In particular, MAAR's ability to get to the rim and finish is something I'd suspect opposing teams would have to account for. Defenses may be inclined to play a little more compact when he's on the floor, opening up additional space on the perimeter. To some extent, that may offset a low FG% from Rahkman if it helps create better looks for our more proficient shooters.


October 26th, 2015 at 12:52 PM ^

You are right that MAAR was good at getting to the rim, but he needs to be able to pass and/or shoot for Beilein to hand him the ball.  Michigan doesn't run an iso offense and MAAR isn't Manny Harris, let alone Allen Iverson. When you have more turnovers than assists, it's hard to argue you are creating good looks for teammates.

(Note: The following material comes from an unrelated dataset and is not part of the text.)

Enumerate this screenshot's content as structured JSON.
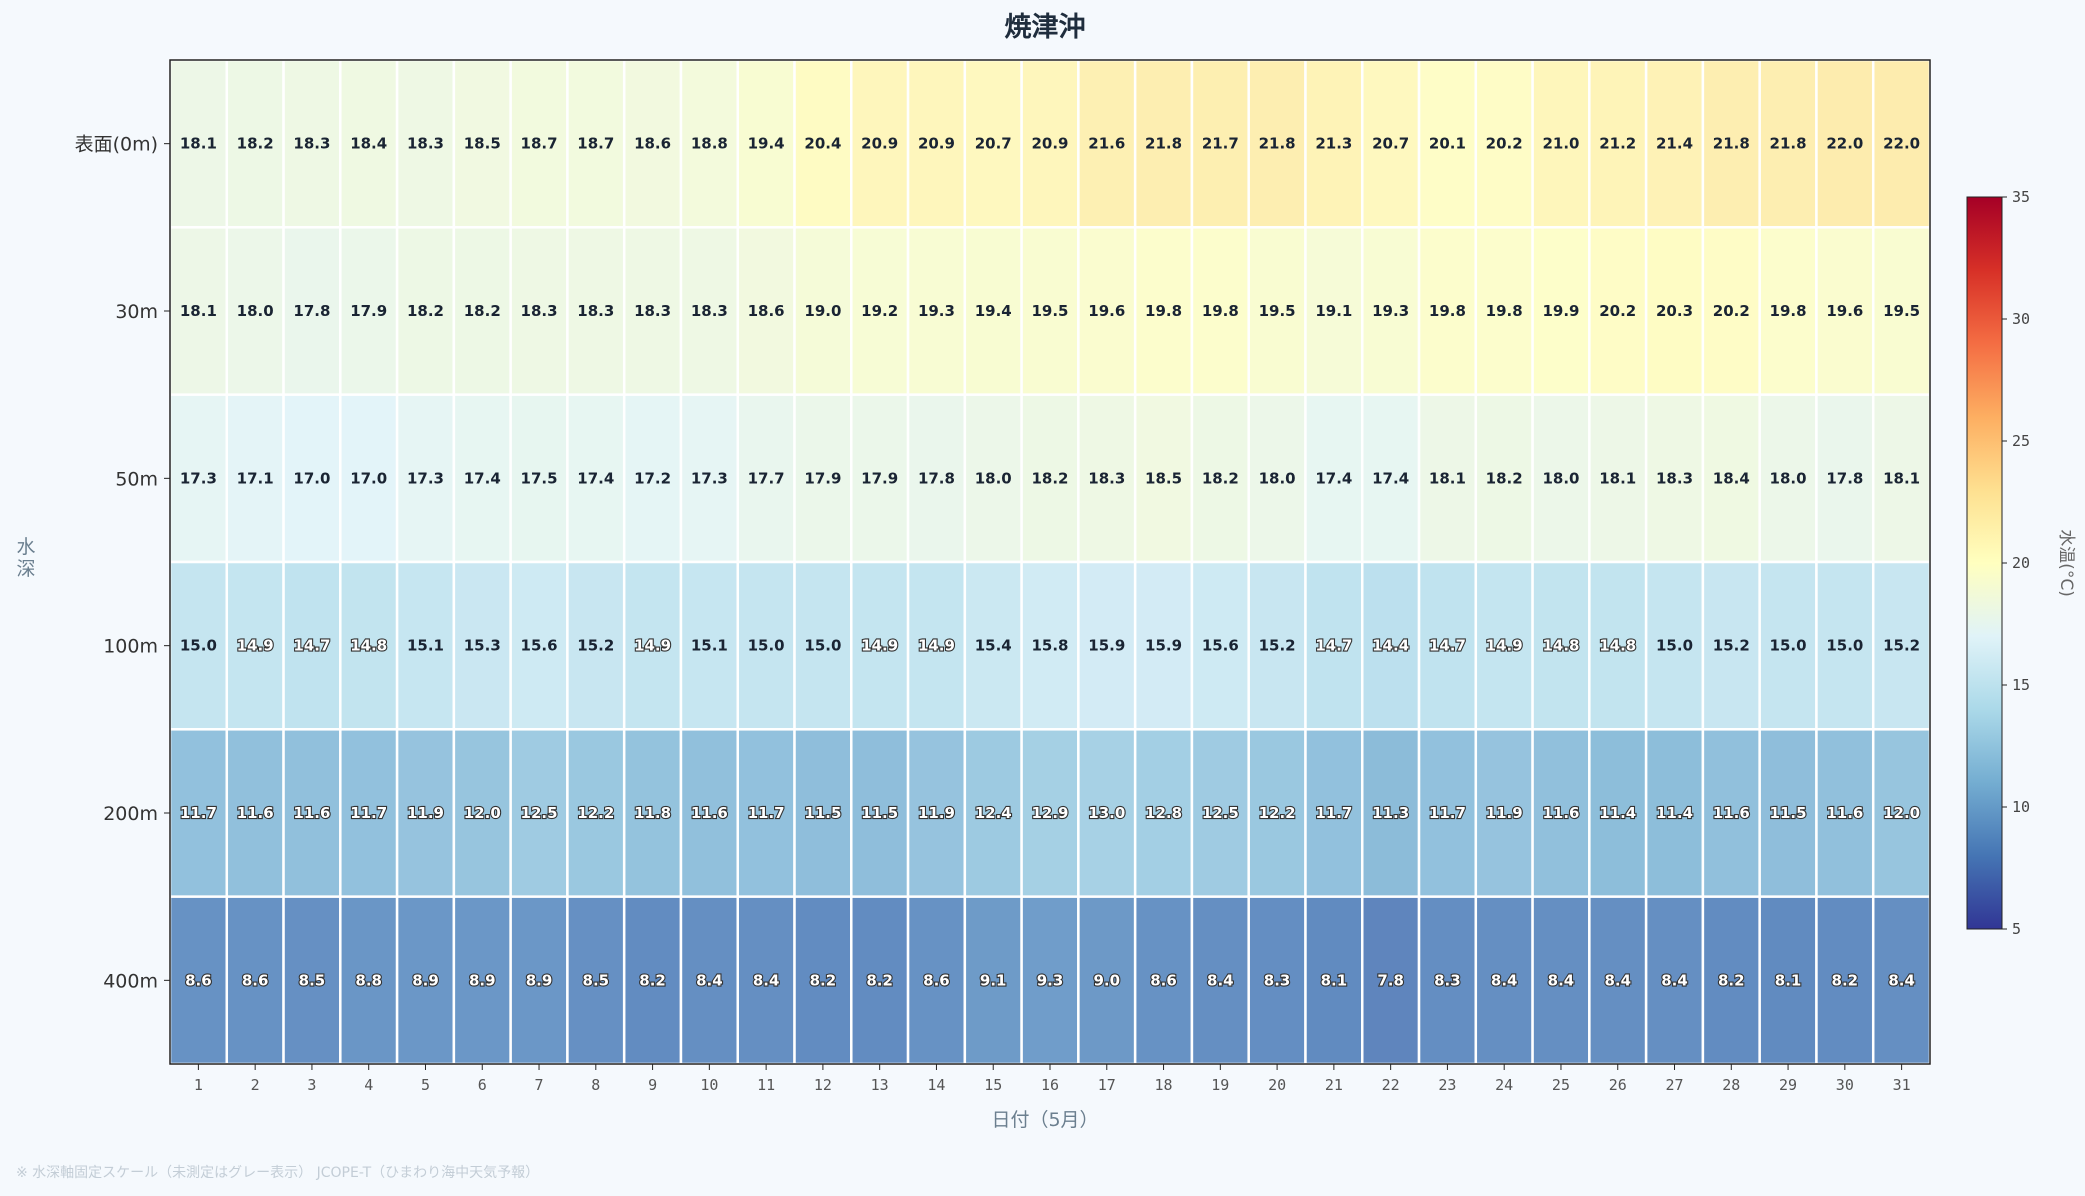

Moreover, last year is behind us. Michigan has Caris and Derrick back, Simpson and Poole are top 100 recruits on the way, and other guys are going to get better too (namely Irvin and Dawkins). MAAR can improve too, but he has a long way to go to be given the ball instead of the other options on the roster going forward. Beilein's not going to hand the keys of the offense to a guy who can't shoot or distribute.

In other words, every possession you hand MAAR the ball and say "go to work" is a possession where higher efficiency/talent players don't get the ball. It's one thing if we're choosing between Robinson, Chatman, and MAAR, another if we're talking about All-american/NBA-caliber players Michigan will have in its guard rotation. 


October 26th, 2015 at 11:54 PM ^

Yeah, I agree that he's got a lot to improve on in order to be a more high-usage player, especially with Walton, LeVert and Albrecht healthy.

This was one quote that stood out to me, though, from the MLive article on MAAR (link at top of today's UV):

Offensively, Abdur-Rahkman said he hopes to improve his court vision — things like being able to identify a player rolling to the basket and an open teammate in the corner at the same time — while also increasing his comfort on the floor.

Hopefully MAAR's work in this regard does in fact lead to a significantly better A/TO margin. Given what he brings with his current skillset, just cutting back on the turnovers could be the biggest difference maker in how many minutes he gets on the reg.

And while Rahkman's probably not gonna be dishing out 5+ assists every night (at least not this year), it'd be tremendous if he shows a knack for really being able to kick the ball out nicely off his drives. Could very well get us a couple extra 3's per game off open looks in the corner for Dawkins, Irvin, etc.


October 24th, 2015 at 9:35 AM ^

Sounds like he is another great fit + semi-hidden gem that JB and his staff got and are eager to get their hands on.  (definitely not in the Rutgers Coach kind of way)

Julius 1977

October 24th, 2015 at 10:10 AM ^

Sister of the Egyptian god Isis.  Born much later and became an Internet God.  If you bold and add paragraphing you pay homage to this god.  If you use a spell checker you offend.

Low Key Recidivist

October 25th, 2015 at 10:25 AM ^

A better fit at SG for JB's offense.  Not a great athlete (though no slouch), but very smooth with solid fundamentals and very little wasted motion.  And he'll gain some explosiveness once he gets into the UM S&C program.

Poole, Watson and Simpson are a very solid future backcourt.


October 26th, 2015 at 8:42 AM ^

I DO feel the need for a cold shower.



I also feel relieved that no one has yet opined that Jordan is a better shooter than Glen Rice. Nik got saddled with that burden, & to open up that topic again: it simply wasn't true! I mean, there is absolutely no doubt that Nik (and Jordan) are great shooters, but - c'mon!